To develop a more fulfilling relationship – whether it’s with a love interest or a client – requires a meaningful relationship.
“If you look at it this way, you can always go to the bar and pick someone up. You can go and have a one-night stand but that’s not fulfilling,” he said. “A one-night stand is transactional. If you want to have a meaningful relationship, you want to build it over time by building trust. When you do get into that business aspect of it, they trust you, they’re more open, and it’s a more fulfilling relationship for both.”
Knighton, who has over 10 years of real estate experience, is currently working on a book entitled The Perfect Real Estate Sales Script … is not a Script at all: Building relationships through conversation and value to create lifelong clients and a never-ending referral source.
“My premise of the book is the perfect real estate script: Building relationships through conversation and building a never-ending referral source through your database.

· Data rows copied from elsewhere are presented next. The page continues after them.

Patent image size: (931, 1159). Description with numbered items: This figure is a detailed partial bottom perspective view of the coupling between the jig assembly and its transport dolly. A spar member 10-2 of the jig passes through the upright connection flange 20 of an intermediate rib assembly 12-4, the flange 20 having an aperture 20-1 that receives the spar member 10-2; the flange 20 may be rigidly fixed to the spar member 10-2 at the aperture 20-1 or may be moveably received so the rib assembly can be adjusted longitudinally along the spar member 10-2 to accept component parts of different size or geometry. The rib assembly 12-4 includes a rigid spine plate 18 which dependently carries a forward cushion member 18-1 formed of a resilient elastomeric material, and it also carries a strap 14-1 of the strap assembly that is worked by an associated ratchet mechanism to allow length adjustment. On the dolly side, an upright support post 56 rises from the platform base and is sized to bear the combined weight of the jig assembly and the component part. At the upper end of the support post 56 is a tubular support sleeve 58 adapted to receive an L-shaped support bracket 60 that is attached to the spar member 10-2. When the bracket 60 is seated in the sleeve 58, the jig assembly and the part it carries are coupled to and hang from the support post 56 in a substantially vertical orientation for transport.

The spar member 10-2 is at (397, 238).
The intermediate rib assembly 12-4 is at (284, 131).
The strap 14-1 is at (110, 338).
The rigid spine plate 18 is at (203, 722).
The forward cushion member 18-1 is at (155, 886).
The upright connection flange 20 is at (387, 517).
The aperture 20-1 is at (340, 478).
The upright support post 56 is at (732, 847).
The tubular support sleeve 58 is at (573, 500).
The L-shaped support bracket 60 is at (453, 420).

You have to feed it and you have to nurture it and that comes from scripting,” Knighton said. “It’s going to have a lot to do with mindset. In our realm of things your business grows at the extent you do.”
Knighton is aiming to publish by the end of the year.
And if his bar allegory is any indication, it’ll be an entertaining read.
Earning clients is similar to meeting people at the bar, argues one agent who is currently working on his first book: You can either have a transactional relationship or one that’s built on trust.